Australia to join China-proposed Asian banktext_fields
Canberra: Australia has decided to sign a memorandum of understanding (MoU) on the Asian Infrastructure Investment Bank (AIIB), which will allow it to become a founding member of the bank, Prime Minister Tony Abbott said on Sunday.
In a joint statement with Foreign Minister Julie Bishop and Treasurer Joe Hockey, Abbott said the MoU would enable Australia "to participate as a prospective founding member in the negotiation of setting up the bank."
"The government has discussed the AIIB extensively with China and other key partners inside and outside the region," the statement said.
"Good progress has been made on the bank's design, governance and transparency over the past few months, but we still have issues that we will address through ongoing consultations."
March 31 is the deadline for countries willing to join the China-proposed AIIB as a founding member to flag their intention.
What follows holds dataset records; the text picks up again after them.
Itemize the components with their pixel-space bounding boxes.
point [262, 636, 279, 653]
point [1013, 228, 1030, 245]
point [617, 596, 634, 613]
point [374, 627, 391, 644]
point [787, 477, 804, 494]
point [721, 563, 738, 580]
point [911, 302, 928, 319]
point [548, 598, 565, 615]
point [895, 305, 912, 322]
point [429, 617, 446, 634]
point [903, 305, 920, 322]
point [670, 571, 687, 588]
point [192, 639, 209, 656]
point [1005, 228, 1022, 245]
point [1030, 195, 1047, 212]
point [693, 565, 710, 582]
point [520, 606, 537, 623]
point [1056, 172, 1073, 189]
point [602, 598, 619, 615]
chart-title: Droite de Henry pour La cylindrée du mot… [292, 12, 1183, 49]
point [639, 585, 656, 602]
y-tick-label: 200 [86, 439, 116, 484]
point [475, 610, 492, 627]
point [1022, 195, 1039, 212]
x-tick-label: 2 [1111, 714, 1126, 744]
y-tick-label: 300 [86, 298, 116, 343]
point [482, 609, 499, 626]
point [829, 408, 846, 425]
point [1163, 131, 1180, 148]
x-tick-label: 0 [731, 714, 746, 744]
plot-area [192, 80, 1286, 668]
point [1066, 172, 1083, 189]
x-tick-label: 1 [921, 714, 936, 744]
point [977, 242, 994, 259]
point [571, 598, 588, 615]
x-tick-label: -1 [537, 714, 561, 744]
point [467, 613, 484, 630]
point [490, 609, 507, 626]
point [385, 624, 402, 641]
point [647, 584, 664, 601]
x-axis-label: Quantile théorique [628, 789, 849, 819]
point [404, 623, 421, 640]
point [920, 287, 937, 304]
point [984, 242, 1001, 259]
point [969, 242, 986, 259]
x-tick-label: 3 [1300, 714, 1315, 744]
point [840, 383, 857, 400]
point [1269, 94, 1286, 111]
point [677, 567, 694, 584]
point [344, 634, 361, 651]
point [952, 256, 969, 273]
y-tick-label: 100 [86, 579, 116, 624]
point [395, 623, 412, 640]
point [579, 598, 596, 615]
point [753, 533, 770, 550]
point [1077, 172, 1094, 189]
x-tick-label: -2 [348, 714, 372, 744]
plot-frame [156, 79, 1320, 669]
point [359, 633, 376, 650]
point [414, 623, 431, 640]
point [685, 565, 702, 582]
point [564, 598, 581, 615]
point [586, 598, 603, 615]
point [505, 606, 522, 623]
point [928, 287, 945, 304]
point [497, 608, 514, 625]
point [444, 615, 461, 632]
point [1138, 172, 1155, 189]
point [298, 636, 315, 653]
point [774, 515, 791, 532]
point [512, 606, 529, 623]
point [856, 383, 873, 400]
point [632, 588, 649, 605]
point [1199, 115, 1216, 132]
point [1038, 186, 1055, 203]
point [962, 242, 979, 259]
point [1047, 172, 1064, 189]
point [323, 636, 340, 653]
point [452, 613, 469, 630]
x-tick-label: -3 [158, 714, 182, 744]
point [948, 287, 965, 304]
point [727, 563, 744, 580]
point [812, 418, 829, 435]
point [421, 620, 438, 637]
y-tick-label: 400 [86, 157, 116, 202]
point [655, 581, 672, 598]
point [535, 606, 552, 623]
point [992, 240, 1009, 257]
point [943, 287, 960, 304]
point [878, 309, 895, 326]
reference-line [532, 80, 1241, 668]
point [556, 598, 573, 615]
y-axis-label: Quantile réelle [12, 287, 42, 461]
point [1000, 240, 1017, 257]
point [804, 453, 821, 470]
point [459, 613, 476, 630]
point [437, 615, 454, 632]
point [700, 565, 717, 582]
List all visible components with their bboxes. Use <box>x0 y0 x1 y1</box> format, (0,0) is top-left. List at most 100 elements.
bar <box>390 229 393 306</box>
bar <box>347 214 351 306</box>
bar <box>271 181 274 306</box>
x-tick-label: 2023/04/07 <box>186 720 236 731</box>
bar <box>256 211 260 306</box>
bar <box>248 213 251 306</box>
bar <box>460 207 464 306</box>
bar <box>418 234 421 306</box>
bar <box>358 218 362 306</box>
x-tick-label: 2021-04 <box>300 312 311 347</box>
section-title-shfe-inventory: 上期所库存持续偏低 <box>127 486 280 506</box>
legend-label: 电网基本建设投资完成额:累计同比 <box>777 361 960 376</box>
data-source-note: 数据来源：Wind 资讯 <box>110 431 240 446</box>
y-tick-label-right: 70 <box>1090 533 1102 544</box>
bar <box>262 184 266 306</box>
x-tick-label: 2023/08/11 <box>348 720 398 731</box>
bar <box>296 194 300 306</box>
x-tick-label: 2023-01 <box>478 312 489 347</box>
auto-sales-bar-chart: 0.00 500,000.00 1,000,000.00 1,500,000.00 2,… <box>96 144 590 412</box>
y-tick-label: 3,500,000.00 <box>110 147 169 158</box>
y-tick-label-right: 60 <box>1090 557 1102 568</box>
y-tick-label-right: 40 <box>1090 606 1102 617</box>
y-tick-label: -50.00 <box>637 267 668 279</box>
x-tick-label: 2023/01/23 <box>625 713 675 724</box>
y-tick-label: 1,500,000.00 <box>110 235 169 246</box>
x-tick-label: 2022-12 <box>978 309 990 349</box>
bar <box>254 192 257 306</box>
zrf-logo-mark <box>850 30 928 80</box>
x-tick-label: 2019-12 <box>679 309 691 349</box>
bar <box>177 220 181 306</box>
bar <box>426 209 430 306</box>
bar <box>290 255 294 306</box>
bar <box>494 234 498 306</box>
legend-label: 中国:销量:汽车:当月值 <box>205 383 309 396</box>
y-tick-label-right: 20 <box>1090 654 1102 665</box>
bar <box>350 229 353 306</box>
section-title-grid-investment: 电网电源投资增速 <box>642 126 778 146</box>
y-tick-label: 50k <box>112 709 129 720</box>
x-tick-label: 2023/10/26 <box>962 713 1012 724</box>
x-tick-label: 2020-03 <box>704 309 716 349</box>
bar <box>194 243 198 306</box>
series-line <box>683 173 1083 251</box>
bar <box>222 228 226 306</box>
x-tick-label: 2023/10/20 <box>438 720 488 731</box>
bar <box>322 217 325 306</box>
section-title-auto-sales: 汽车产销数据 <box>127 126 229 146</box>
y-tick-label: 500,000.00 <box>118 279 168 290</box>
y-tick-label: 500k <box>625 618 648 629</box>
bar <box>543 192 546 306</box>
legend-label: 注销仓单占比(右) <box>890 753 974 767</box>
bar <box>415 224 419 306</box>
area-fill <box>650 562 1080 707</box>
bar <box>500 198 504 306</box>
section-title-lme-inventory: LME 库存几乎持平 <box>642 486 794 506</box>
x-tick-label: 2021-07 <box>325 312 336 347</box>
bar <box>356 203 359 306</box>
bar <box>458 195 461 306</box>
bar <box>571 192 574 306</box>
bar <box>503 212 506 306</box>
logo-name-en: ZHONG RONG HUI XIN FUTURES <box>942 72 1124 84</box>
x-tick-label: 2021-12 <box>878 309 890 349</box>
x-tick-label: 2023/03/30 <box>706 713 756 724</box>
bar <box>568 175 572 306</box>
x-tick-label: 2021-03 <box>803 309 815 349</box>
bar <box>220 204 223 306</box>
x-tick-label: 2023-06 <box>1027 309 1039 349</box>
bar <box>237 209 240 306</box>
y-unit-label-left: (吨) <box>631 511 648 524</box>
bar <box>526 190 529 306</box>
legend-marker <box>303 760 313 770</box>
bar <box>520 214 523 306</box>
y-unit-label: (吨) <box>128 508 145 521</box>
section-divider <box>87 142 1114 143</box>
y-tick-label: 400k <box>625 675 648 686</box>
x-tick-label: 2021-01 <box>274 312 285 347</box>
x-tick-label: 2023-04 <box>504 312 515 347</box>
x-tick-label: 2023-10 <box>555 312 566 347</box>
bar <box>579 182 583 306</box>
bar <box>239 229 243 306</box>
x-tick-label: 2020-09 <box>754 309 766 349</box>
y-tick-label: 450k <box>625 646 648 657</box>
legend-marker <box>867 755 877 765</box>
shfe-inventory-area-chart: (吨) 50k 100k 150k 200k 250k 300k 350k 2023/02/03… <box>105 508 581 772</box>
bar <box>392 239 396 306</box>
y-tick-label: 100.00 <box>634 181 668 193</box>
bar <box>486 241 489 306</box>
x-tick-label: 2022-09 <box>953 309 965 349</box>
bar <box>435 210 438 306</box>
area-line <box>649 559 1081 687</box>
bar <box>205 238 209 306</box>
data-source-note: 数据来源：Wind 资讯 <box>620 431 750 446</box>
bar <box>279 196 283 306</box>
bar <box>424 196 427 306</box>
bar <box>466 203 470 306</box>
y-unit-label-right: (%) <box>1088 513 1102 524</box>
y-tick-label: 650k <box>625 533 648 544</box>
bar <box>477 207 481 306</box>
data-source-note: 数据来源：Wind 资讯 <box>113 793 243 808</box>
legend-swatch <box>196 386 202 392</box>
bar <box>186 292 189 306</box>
Australia's announcement was well anticipated as senior government officials have been talking about the possibility of Australia joining the bank ever since Britain made clear its intention to join on March 12.
"Recognising the pressing need for infrastructure investment in the Asia-Pacific, Australia made infrastructure a priority during our G20 presidency in 2014," the statement said.
"Working with other key multilateral institutions such as the World Bank and the Asian Development Bank, the AIIB has the potential to play a valuable role in addressing infrastructure needs and boosting economic growth in the region with potential benefits for Australia."
The statement also said key matters to be resolved before Australia considered joining the AIIB include the bank's board of directors having authority over key investment decisions, and that no one country can control the bank.
The Asian Development Bank estimated that there is an $8-trillion deficit in Asia's infrastructure fields, including transport, energy and telecommunication.
It was reported that Australia could invest up to A$3 billion ($2.3 billion) in the bank, which could lead to a wave of infrastructure development across the Asia-Pacific region.
Peter Drysdale, head of Australian National University's East Asian Bureau of Economic Research, said Australia and other economies throughout the region "will benefit greatly from investment through the AIIB, directed, as it is intended, towards productive investment in infrastructure that is essential to sustaining regional growth".